MAYOR'S STROKE PUTS FOCUS ON TWO ISSUES
LEIGH WEIMERS column, January 30, 2004

As unsettling as Mayor Ron Gonzales' State of My Health address was Wednesday night, it did put the spotlight on a couple of areas that need illumination:

The need for more hospitals to concentrate on stroke treatment. At present, only one hospital in Santa Clara County -- Good Samaritan -- has a certified stroke center. The Stroke Awareness Foundation formed by Vice Mayor Pat Dando, builder/developer Chuck Toeniskoetter and other stroke survivors has been working to get more such centers. If you're interested, you can go online to www.strokeinfo.org or write to the foundation in care of the Health Trust, 2085 Hamilton Ave., Suite 150, San Jose, Calif. 95125.
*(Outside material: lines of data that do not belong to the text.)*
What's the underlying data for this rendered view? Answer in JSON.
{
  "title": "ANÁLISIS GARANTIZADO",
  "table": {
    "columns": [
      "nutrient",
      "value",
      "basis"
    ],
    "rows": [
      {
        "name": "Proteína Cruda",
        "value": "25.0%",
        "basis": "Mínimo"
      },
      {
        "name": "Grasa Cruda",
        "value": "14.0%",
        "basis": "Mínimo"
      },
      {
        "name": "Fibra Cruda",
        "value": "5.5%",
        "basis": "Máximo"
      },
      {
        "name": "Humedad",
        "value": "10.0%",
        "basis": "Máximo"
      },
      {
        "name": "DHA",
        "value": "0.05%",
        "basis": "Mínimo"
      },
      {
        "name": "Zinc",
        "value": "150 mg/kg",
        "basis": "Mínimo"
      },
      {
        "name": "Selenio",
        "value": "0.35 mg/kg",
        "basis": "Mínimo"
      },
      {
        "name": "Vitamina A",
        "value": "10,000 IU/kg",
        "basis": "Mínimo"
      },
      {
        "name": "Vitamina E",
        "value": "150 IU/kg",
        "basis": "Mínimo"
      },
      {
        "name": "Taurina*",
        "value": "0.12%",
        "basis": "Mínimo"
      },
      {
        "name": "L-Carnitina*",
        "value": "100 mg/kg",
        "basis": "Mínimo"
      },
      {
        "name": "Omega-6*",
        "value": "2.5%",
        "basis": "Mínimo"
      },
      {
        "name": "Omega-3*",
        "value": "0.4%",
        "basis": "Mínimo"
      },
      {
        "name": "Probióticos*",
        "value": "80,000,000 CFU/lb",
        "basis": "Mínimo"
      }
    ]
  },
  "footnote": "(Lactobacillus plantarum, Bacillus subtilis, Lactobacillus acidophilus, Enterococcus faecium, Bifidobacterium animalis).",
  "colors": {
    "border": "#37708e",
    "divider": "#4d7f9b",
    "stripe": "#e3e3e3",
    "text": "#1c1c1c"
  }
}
The future of San Jose Medical Center, where Gonzales was taken. The HCA chain that owns it has said it needs to transfer many of the downtown hospital's functions to Regional Medical Center of San Jose, across Highway 101 on Jackson Avenue. No decision yet on what'll be left. But with the central core's population expanding and City Hall moving downtown, will the city fathers and mothers be satisfied with most services a few miles away, not blocks?

MOVING RIGHT ALONG: Like a number of other Bay Area people, Ron Pernick and I were less than satisfied with another recent address: President Bush's State of the Union. We'd been hoping for more of an emphasis on technology than what we got -- one sentence saying we should work to reduce our dependence on foreign oil.

''This administration has shown some activity,'' says Pernick, a founder of Clean Edge in Oakland, a consultant to energy start-ups. ''But it does not appear to have clean energy high on its agenda. Other countries -- Germany, Japan -- are taking a more active role.''

Yes, the president last year said he'd commit $1.7 billion to fuel-cell research, but not much has been said since. And I wish he hadn't limited the research to fuel cells. I'd like to see wider research that would find a way for us to do away with our need for oil, period, foreign or domestic.

After all, it's a national security issue. We know that oil revenue from nations such as Saudi Arabia finds its way into the hands of terrorist groups. We put up with this because we need the oil. If we didn't -- if the world didn't -- those folks would be left with what they had before we all became oil addicts: a pile of sand covering useless black goo.

''There's more activity on alternative energy on the state and local levels than the federal,'' Pernick notes. Maybe that's how we'll have to save ourselves. That's the take of Silicon Valley venture capitalist Tim Draper of Draper Fisher Jurvetson, which is backing a number of alt-energy start-ups. ''I believe, as the president almost certainly does, that alternative energies are best served by the private sector,'' Draper e-mails. ''The government can provide proper incentives, etc., but should not get in the way of the progress of an industry with such vast potential for start-ups, and entrepreneurs -- and jobs.''

Nothing wrong with doing well by doing good.